Anne-Laurence Delbèque, Marie-Cécile Royen, Mélanie Geelkens, Laurence van Ruymbeke, Soraya Ghali et Ysaline Parisis © Hatim kaghat

Clair de femme

Nous n’étions pas d’accord entre nous : parce que les femmes constituent le fil rouge de cette rétrospective 2018, il leur reviendrait de tenir l’éditorialisante plume ? Et pourquoi, je vous prie ? L’universel aux garçons, la défense des femmes, aux femmes ? Oui, mais non. Non, mais oui. Nous ne voulions pas être dupes. Et nous ne le sommes pas. Pour tout dire, cette rétro 2018 du Vif/L’Express, nous aurions beaucoup aimé qu’elle n’ait pas même à s’imaginer. Aurait-on l’idée de faire un numéro spécial hommes ailleurs que dans un magazine de mode ? Mais en effeuillant les jours de cette année en fin de soupir pour s’en rappeler les couleurs, les notes et les silences, le genre féminin s’est imposé dans la danse : en Belgique, en Europe, dans le monde. Sur les scènes politique, économique, culturelle, sociale, sportive, judiciaire ou associative, sur tous les fronts donc – et ce vocable guerrier n’a rien d’excessif – c’est d’abord un visage de femme qui s’est dessiné. Diantre ! La femme serait donc un événement neuf ? L’an 2018 aurait signé la révélation surprise de l’existence de la moitié de l’humanité ? Non, mais en fait oui, en quelque sorte.

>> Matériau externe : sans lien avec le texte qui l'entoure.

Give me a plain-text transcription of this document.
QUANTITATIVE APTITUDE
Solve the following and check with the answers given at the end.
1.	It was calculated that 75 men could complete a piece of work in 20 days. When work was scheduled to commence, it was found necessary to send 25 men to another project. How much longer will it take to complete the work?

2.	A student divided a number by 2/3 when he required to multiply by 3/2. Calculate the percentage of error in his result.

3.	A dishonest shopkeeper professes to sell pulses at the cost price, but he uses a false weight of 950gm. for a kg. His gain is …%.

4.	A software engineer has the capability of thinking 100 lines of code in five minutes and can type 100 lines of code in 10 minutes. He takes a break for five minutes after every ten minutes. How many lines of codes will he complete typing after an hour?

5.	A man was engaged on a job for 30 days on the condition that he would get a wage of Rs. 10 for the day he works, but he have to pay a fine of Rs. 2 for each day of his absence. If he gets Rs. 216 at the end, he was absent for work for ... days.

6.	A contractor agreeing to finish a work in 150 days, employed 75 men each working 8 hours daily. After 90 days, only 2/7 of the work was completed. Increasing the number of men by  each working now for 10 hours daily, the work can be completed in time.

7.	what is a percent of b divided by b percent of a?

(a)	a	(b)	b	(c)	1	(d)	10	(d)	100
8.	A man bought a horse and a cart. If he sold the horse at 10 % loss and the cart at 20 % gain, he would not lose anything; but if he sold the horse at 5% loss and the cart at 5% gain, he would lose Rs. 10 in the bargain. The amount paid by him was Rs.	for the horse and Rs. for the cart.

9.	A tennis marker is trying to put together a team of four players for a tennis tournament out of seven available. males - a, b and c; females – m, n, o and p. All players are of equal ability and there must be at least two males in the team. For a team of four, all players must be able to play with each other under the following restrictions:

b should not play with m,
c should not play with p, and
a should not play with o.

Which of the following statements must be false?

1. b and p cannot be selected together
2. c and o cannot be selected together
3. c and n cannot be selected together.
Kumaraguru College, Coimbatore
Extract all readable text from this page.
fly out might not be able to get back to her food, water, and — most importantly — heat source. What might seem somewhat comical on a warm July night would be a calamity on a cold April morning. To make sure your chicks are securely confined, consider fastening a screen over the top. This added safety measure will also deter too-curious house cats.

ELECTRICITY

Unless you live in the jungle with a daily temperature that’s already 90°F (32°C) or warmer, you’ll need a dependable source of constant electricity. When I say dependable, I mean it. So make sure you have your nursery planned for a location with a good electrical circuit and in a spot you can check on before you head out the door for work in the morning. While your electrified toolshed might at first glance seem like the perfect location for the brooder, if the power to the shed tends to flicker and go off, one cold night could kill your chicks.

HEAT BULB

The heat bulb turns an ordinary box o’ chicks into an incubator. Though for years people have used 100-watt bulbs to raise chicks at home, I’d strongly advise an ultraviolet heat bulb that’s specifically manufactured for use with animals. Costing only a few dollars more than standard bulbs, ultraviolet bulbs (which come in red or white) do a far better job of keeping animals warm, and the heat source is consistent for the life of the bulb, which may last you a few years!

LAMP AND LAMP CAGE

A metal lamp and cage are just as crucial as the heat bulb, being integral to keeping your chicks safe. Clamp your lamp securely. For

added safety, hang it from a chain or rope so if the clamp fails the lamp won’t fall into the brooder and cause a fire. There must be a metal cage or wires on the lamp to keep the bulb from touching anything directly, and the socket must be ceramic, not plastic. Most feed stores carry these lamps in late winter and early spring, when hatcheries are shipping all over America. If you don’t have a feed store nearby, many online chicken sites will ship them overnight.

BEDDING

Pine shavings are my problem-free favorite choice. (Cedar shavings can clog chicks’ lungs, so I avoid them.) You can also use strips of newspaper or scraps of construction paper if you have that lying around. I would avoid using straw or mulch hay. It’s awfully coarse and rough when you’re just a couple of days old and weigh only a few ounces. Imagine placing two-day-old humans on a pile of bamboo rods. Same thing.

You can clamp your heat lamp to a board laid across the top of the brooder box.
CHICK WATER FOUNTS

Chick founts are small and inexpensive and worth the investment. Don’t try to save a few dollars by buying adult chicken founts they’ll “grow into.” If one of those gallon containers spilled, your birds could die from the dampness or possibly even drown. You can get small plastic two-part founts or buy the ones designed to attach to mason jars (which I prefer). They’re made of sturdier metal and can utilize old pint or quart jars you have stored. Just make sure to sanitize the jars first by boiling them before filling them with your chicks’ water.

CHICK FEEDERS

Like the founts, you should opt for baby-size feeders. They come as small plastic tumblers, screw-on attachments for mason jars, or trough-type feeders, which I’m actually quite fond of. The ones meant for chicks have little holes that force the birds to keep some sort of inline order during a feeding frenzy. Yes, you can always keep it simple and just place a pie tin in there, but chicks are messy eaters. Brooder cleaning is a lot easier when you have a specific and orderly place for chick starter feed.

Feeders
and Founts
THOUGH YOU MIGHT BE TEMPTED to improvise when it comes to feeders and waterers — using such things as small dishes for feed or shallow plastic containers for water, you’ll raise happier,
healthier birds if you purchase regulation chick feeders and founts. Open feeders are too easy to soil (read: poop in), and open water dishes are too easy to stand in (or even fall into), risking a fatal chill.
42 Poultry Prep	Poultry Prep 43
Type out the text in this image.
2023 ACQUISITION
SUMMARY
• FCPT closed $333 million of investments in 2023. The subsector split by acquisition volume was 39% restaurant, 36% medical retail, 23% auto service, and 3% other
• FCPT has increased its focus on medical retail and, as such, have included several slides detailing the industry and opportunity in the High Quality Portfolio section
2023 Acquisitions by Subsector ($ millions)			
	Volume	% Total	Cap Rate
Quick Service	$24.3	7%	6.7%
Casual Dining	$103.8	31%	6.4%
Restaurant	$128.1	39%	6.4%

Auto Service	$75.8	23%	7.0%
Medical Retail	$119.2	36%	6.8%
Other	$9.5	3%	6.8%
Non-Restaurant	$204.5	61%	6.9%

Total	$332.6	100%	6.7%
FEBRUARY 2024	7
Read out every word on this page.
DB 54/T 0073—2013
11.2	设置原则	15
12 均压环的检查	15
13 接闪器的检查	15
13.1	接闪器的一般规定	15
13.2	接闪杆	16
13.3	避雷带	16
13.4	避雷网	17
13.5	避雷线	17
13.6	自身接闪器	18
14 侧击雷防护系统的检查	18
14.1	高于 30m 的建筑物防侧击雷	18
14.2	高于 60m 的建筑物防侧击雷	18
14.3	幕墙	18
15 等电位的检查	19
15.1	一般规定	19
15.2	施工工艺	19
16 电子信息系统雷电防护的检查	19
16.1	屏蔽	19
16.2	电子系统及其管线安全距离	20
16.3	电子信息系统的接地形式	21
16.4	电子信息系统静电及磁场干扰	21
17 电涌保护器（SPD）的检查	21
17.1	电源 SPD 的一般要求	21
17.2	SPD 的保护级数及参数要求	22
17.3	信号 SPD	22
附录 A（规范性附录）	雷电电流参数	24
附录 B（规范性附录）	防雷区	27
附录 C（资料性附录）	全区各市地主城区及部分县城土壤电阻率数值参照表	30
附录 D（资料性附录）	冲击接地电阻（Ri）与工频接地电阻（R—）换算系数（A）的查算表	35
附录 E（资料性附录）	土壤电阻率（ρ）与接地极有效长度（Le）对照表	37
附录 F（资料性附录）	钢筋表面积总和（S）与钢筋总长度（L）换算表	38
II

Car, sans tambour ni trompette, il y a comme un vent qui se lève. Pas un ouragan, non, plutôt un zéphyr. Un frémissement, une brise tranquille qui souffle et dépose ses messages dans toutes les sphères de la vie, désormais. Le prix Nobel de la paix, par exemple, attribué à Nadia Murad et à Denis Mukwege, un homme tout entier consacré aux femmes et à la réparation de leurs corps déchirés. Les deux membres de cet improbable duo sont récompensés pour leur rage à combattre les violences sexuelles utilisées comme armes de guerre. En Belgique, des entreprises comme Solvay ou Brussels Airlines sont à présent aux mains de femmes. Depuis les élections d’octobre, davantage de communes sont dirigées par une bourgmestre. Là encore, ce n’est pas un tremblement de terre. Mais la terre bouge quand même. Il y a aussi la voix d’Angèle. La plume d’Adeline Dieudonné. Les larmes de Cécile Djunga. Les cris de victoire de Nina Derwael. Plus loin, les mots sincères de Michelle Obama. Et même les cernes abyssaux de Theresa May. Ce n’est pas comme une longue fête des mères, ce jour de grâce annuel durant lequel les mamans sont submergées de colliers en pépins de melon ou de sorbetières qui font aussi fer à friser.

Ce ne sont pas non plus les éphémères répliques du raz de marée initial qu’était #MeToo. C’est une vague lente, qui vient de loin et que rien ne semble pouvoir briser : une présence de femmes. Elles sont debout. Elles ne sont pas victimes. C’est très différent. Et là-dessus, nous étions toutes d’accord.